Almost any static analysis of programs written in languages that allow manipulation of pointer valued expressions requires "good" pointer information to be viable. Unfortunately, pointer analysis algorithms, which produce information about pointers, exhibit a natural tension between good (precise) information and the ability of the pointer analysis to scale to large programs. Precise algorithms are too slow, while fast algorithms are too imprecise.

My goal is to build error detection tools based on static analysis for large programs. Therefore, I have concentrated my efforts over the last two years on scalable pointer analysis. I have built an infrastructure for pointer analysis of large (> 1MLOC) programs, and I have invented several algorithms for improving the precision of pointer analysis.


So far, I have focused on flow-insensitive pointer analysis. I began by implementing Steensgaard's unification-based method. This method is extremely efficient, but produces imprecise results. The alternative would be to use Andersen's subtyping-based algorithm, which is much more precise, but expensive (cubic in the worst case, faster in practice, but still much too slow). To tackle this problem, I have designed a new algorithm called the "one level flow" algorithm, which achieves a compromise by using subtyping at only those areas of the points-to graph that are related to assignments, while using unification everywhere else. The result is an algorithm that is quadratic in the worst case, but linear in practice. On all of the integer benchmark programs from Spec95, one level flow and Andersen's algorithm produce either identical or close to identical information.

At the same time, I have explored alternative ways to boost up the precision of unification-based pointer analysis. One of these is to make the analysis polymorphic, or context-sensitive. I have done some work with Jakob Rehof and Manuel Fahndrich on polymorphic pointer analysis, and recovery of points-to sets from a polymorphic analysis using flow analysis. Some of this work is described on the home page of the Scalable Program Analysis (SPA) Project.

I have also collaborated with Ben Liblit, a student from the University of Berkeley, on an extended version of my one level flow algorithm. Our new GOLF (generalized one level flow) algorithm incorporates a limited about of context-sensitivity in addition to limited subtyping. Ben's implementation of GOLF scales easily to millions of lines of code. It is described in a paper submitted to PLDI 2001.

In the course of my research on pointer analysis, I have invented a new method for measuring the precision of pointer analysis, based on the notion of "alias frequency". Using this metric, we have shown that our flow-insensitive methods for alias analysis may be close to optimal. The results of our experiments are described in the PLDI 2001 submission.
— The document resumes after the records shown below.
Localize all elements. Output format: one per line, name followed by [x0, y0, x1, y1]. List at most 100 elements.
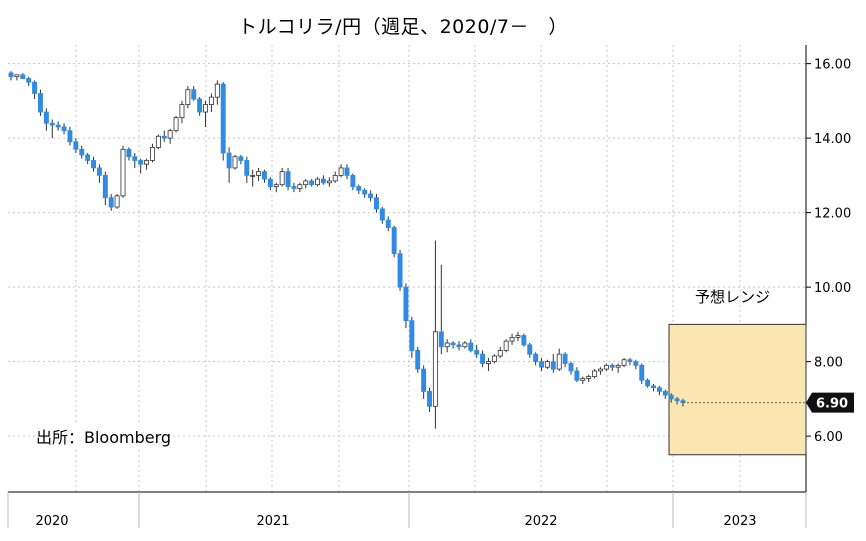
candle-body — [79, 148, 85, 156]
candle-body — [20, 74, 26, 79]
candle-body — [409, 320, 415, 351]
x-tick-label: 2023 — [723, 514, 756, 529]
candle-body — [368, 193, 374, 199]
candle-body — [320, 178, 326, 184]
candle-body — [315, 178, 320, 186]
candle-body — [332, 174, 338, 182]
candle-body — [374, 197, 379, 210]
candle-body — [262, 171, 267, 180]
candle-body — [120, 148, 126, 197]
candle-body — [132, 156, 138, 161]
candle-body — [49, 122, 55, 126]
candle-body — [91, 160, 96, 169]
candle-body — [662, 391, 668, 396]
candle-body — [615, 364, 621, 368]
candle-body — [208, 96, 214, 106]
candle-body — [509, 337, 515, 342]
candle-body — [491, 355, 497, 363]
candle-body — [144, 160, 150, 165]
candle-body — [627, 359, 633, 363]
candle-body — [102, 174, 108, 199]
y-tick-label: 14.00 — [814, 132, 851, 147]
candle-body — [291, 186, 297, 189]
candle-body — [173, 117, 179, 132]
candle-body — [238, 156, 244, 161]
candle-body — [539, 361, 544, 368]
candle-body — [273, 184, 279, 187]
candle-body — [309, 180, 315, 186]
candle-body — [108, 197, 114, 208]
x-tick-label: 2020 — [35, 514, 68, 529]
candle-body — [580, 377, 586, 381]
candle-body — [598, 368, 603, 372]
candle-body — [185, 89, 191, 105]
candle-body — [592, 370, 598, 377]
candle-body — [126, 148, 132, 158]
candle-body — [474, 350, 480, 355]
candle-body — [586, 376, 592, 379]
candle-body — [279, 171, 285, 186]
candle-body — [480, 353, 486, 364]
y-tick-label: 6.00 — [814, 430, 843, 445]
last-value-label: 6.90 — [816, 397, 848, 412]
candle-body — [621, 359, 627, 366]
candle-body — [161, 135, 167, 139]
candle-body — [438, 331, 444, 348]
candle-body — [43, 111, 49, 124]
candle-body — [639, 364, 645, 381]
candle-body — [379, 208, 385, 221]
candle-body — [220, 83, 226, 154]
y-tick-label: 10.00 — [814, 281, 851, 296]
candle-body — [179, 104, 185, 119]
candle-body — [338, 167, 344, 176]
source-note: 出所：Bloomberg — [36, 424, 172, 448]
candle-body — [421, 368, 427, 392]
candle-body — [603, 364, 609, 370]
candle-body — [403, 286, 409, 322]
candle-body — [61, 126, 67, 132]
candle-body — [14, 74, 20, 78]
candle-body — [350, 174, 356, 187]
candle-body — [203, 104, 208, 113]
candle-body — [67, 130, 73, 143]
candle-body — [497, 350, 503, 357]
candle-body — [515, 335, 521, 338]
candle-body — [73, 141, 79, 150]
candle-body — [344, 167, 350, 176]
candle-body — [668, 394, 674, 400]
forecast-range-label: 予想レンジ — [695, 288, 771, 306]
candle-body — [391, 227, 397, 254]
candle-body — [197, 98, 203, 113]
candle-body — [32, 81, 38, 94]
candle-body — [38, 93, 43, 113]
candle-body — [556, 353, 562, 370]
candle-body — [462, 342, 468, 348]
candle-body — [155, 135, 161, 148]
forecast-range-box — [668, 323, 807, 456]
candle-body — [656, 387, 662, 392]
candle-body — [609, 364, 615, 368]
candle-body — [26, 78, 32, 83]
candle-body — [503, 340, 509, 351]
candle-body — [232, 156, 238, 169]
candle-body — [167, 130, 173, 139]
candle-body — [8, 72, 14, 78]
candle-body — [651, 385, 656, 389]
candle-body — [256, 171, 262, 176]
candle-body — [226, 152, 232, 169]
candle-body — [191, 89, 197, 100]
candle-body — [96, 167, 102, 176]
candle-body — [568, 363, 574, 372]
candle-body — [326, 180, 332, 184]
candle-body — [250, 174, 256, 177]
y-tick-label: 8.00 — [814, 356, 843, 371]
candle-body — [356, 186, 362, 191]
candle-body — [486, 361, 491, 364]
candle-body — [456, 344, 462, 348]
candle-body — [645, 379, 651, 387]
candle-body — [450, 342, 456, 346]
candle-body — [444, 342, 450, 348]
last-value-badge — [806, 392, 854, 413]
I have made my implementation of one level flow available for use by researchers outside MSR. Currently, I only have an institutional license for use my Universities. Please send me email if you are interested in using my implementation. The distribution includes source code for my analysis, as well as the implementation on which it is based (the AST Toolkit). The AST Toolkit is based on the Visual C parser and exposes abstract syntax trees to analysis clients. You must have a Windows PC and Visual C++ to use my implementation.

I encourage you to use my implementation to your advantage. I have made it available to so that researchers interested in a scalable alias analysis for use in their work do not have to spend time reimplementing pointer analyses from scratch. At the same time, those interested in improving the state of the art in pointer analysis research can save a fair amount of start-up time.


I believe that the results of our unification-based analysis are now at the point where we can begin to think about using this pointer information in error detection tools. However, I am also certain that there remain avenues for improving the precision of one level flow in a scalable manner. This leads to a two-point research plan:

  • The first research direction is to use the results of pointer analysis in error detection tools and optimizing compilers. One application I am currently examining is error detection based on path simulation. Path simulation is an expensive but precise technique for identifying errors in programs. The basic idea is to unroll the control flow of a program, examining each path in isolation. Current methods for path simulation ignore pointer aliasing, because of the lack of good pointer information. Error detection tools have the advantage that they can be useful even if they are unsafe. Therefore, a pointer analysis used in an error detection tool can make some unsafe assumptions that improve precision considerably. I am also interested in applying pointer analysis to perform memory disambiguation in optimizing compilers. The challenge here is that there are stringent requirements on the safety of the pointer analysis.

  • The second research direction is to improve the precision of pointer analysis, so as to improve the behaviour of the client error detection tools. My experiences lead me to believe that context-sensitivity is much more useful for pointer analysis than control flow-sensitivity. I am currently working on extending one level flow to extract context-sensitive information. I also believe that context-sensitivity pointer analysis is useful only if clients of pointer analysis are willing to extract side effects from called procedures in a context-sensitive manner (or some approximation of it, for instance 1 CFA). I am also working on adding structure layouts to one level flow.
My plan is to use the same methodology that led to successful results with the one level flow algorithm: Look at large amounts of source code from the target programs, and find common cases that expose the limitations of the current algorithm. Then extend the algorithm in a principled manner, in order to account for these common cases.